Le 14 de la même rue paraît vieillot ; nous n'en savons rien que de postérieur son origine. Un hiver y fut passé sous l'Empire par une comtesse espagnole, Mme de, Montijo, que nous considérons comme l'aïeule de S. M. l'impératrice : elle avait fait en l'an XIII un rapport à la société royale économique de Madrid, au nom de la junte des dames affiliées à la dite société. M. Bouillet, haut fonctionnaire de l'Université et auteur du Dictionnaire de Géographie et d'Histoire, est propriétaire de l'immeuble.

Celui du n° 8, est M. Kowalski, oculiste en réputation.

Il fut un temps où Paris ne craignait pas de renfermer 24 Salpetrière ; on n'en compte plus que 2, une sur chaque rive de la Seine. La Salpetrière de la rue de la Barouillère, n°3, date de deux siècles.

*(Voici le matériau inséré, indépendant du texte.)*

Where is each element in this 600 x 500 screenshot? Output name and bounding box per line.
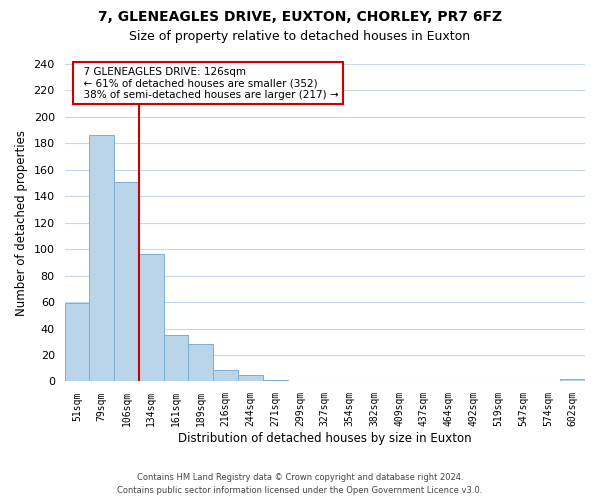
Y-axis label: Number of detached properties: Number of detached properties: [15, 130, 28, 316]
Bar: [164, 335, 188, 382]
Text: 7, GLENEAGLES DRIVE, EUXTON, CHORLEY, PR7 6FZ: 7, GLENEAGLES DRIVE, EUXTON, CHORLEY, PR…: [98, 10, 502, 24]
Bar: [188, 344, 213, 382]
Bar: [114, 182, 139, 382]
Bar: [213, 370, 238, 382]
Text: 7 GLENEAGLES DRIVE: 126sqm
  ← 61% of detached houses are smaller (352)
  38% of: 7 GLENEAGLES DRIVE: 126sqm ← 61% of deta…: [77, 66, 338, 100]
Bar: [89, 136, 114, 382]
Bar: [238, 375, 263, 382]
Bar: [139, 254, 164, 382]
X-axis label: Distribution of detached houses by size in Euxton: Distribution of detached houses by size …: [178, 432, 472, 445]
Bar: [560, 379, 585, 382]
Text: Size of property relative to detached houses in Euxton: Size of property relative to detached ho…: [130, 30, 470, 43]
Bar: [263, 380, 287, 382]
Bar: [65, 304, 89, 382]
Text: Contains HM Land Registry data © Crown copyright and database right 2024.
Contai: Contains HM Land Registry data © Crown c…: [118, 473, 482, 495]
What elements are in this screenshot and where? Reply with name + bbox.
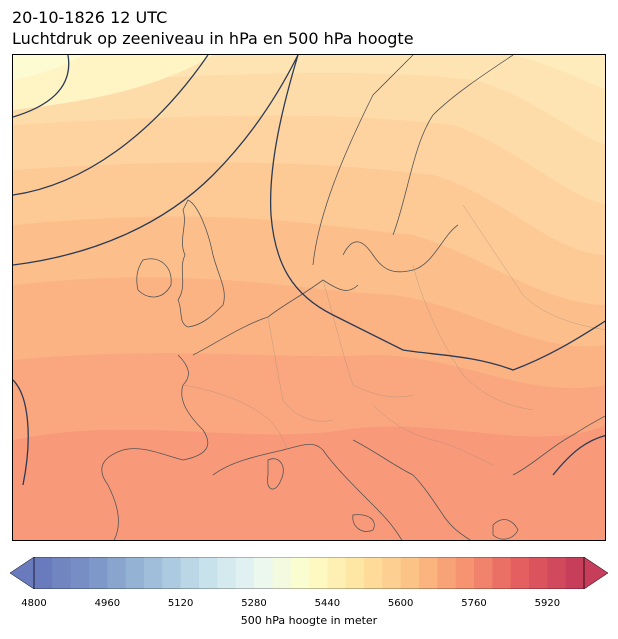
colorbar-segment <box>180 557 200 589</box>
colorbar <box>10 557 608 589</box>
colorbar-segment <box>364 557 383 589</box>
coast-ireland <box>136 258 172 298</box>
isobar-southwest <box>13 379 29 486</box>
isobar-central <box>269 55 605 371</box>
colorbar-segment <box>510 557 530 589</box>
height-bands <box>13 55 605 540</box>
coast-north-sea <box>192 279 359 356</box>
colorbar-segment <box>327 557 347 589</box>
colorbar-segments <box>34 557 585 589</box>
colorbar-tick-label: 4800 <box>21 598 47 609</box>
border-baltic-states <box>462 204 605 330</box>
colorbar-segment <box>474 557 493 589</box>
colorbar-segment <box>455 557 475 589</box>
colorbar-tick-label: 4960 <box>94 598 121 609</box>
colorbar-tick-label: 5280 <box>241 598 267 609</box>
colorbar-segment <box>52 557 72 589</box>
colorbar-segment <box>107 557 127 589</box>
border-france-south <box>182 384 289 451</box>
coast-italy <box>212 443 403 540</box>
colorbar-segment <box>34 557 53 589</box>
colorbar-outline <box>33 557 585 589</box>
country-borders <box>182 204 605 466</box>
isobar-north-1 <box>13 55 209 196</box>
height-band-5520-east <box>13 55 605 90</box>
colorbar-segment <box>125 557 145 589</box>
coast-black-sea <box>512 415 605 476</box>
colorbar-label: 500 hPa hoogte in meter <box>240 614 378 627</box>
border-balkans <box>372 404 494 466</box>
map-canvas <box>13 55 605 540</box>
colorbar-segment <box>547 557 567 589</box>
coast-france-atlantic <box>122 354 209 461</box>
weather-map <box>12 54 606 541</box>
border-central-europe <box>322 279 414 398</box>
colorbar-segment <box>144 557 163 589</box>
coast-baltic <box>342 224 459 273</box>
border-east-europe <box>412 264 534 411</box>
colorbar-segment <box>419 557 438 589</box>
colorbar-segment <box>254 557 273 589</box>
map-title-date: 20-10-1826 12 UTC <box>12 8 168 27</box>
colorbar-segment <box>437 557 457 589</box>
colorbar-segment <box>309 557 328 589</box>
colorbar-segment <box>70 557 90 589</box>
coastlines <box>101 55 605 540</box>
colorbar-extend-low <box>10 557 35 589</box>
coast-greece <box>492 519 519 540</box>
colorbar-extend-high <box>583 557 608 589</box>
colorbar-tick-label: 5440 <box>314 598 341 609</box>
colorbar-tick-label: 5120 <box>167 598 194 609</box>
isobars <box>13 55 605 486</box>
colorbar-segment <box>529 557 548 589</box>
coast-iberia-west <box>101 449 124 540</box>
coast-corsica-sardinia <box>267 458 284 490</box>
border-west-europe <box>267 316 334 422</box>
colorbar-segment <box>199 557 218 589</box>
height-band-5480 <box>13 55 213 110</box>
isobar-northwest <box>13 55 70 118</box>
height-band-5440 <box>13 55 83 80</box>
height-band-5600 <box>13 55 605 205</box>
colorbar-segment <box>492 557 512 589</box>
colorbar-segment <box>272 557 292 589</box>
colorbar-segment <box>565 557 585 589</box>
colorbar-segment <box>345 557 365 589</box>
coast-sicily <box>352 514 375 532</box>
isobar-north-2 <box>13 55 299 266</box>
colorbar-tick-label: 5920 <box>534 598 561 609</box>
map-title-description: Luchtdruk op zeeniveau in hPa en 500 hPa… <box>12 29 414 48</box>
colorbar-segment <box>382 557 402 589</box>
colorbar-segment <box>89 557 108 589</box>
colorbar-segment <box>235 557 255 589</box>
colorbar-tick-label: 5600 <box>387 598 414 609</box>
colorbar-segment <box>400 557 420 589</box>
colorbar-tick-label: 5760 <box>461 598 487 609</box>
coast-adriatic <box>352 439 471 540</box>
colorbar-segment <box>217 557 237 589</box>
isobar-southeast <box>552 434 605 476</box>
height-band-5560 <box>13 55 605 145</box>
colorbar-segment <box>162 557 182 589</box>
coast-great-britain <box>177 199 225 328</box>
coast-scandinavia <box>312 55 514 266</box>
colorbar-segment <box>290 557 310 589</box>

Aussi bien c'est une voie de communication dite autrefois des Vieilles-Tuileries, puis Saint-Michel. La dénomination qui a prévalu vient de Nicolas-Richard de la Barouillère, auquel l'abbé de Saint-Germain-des-Prés céda, en 1644, un terrain à charge d'y bâtir. Soixante-dix ans plus tard cette condition n'était pas encore trop remplie, car la rue n'avait qu'une maison, qui comptait sur le clair de lune pour tout falot. Une barrière de la ville coupait alors la dite rue par la moitié. Un autre sieur de la Barouillère, qui remplaçait le cessionnaire en 1743, avait encore dans sa rue et dans celle du Petit-Vaugirard deux arpents de terrain, principalement exploités en jardins et en bergeries.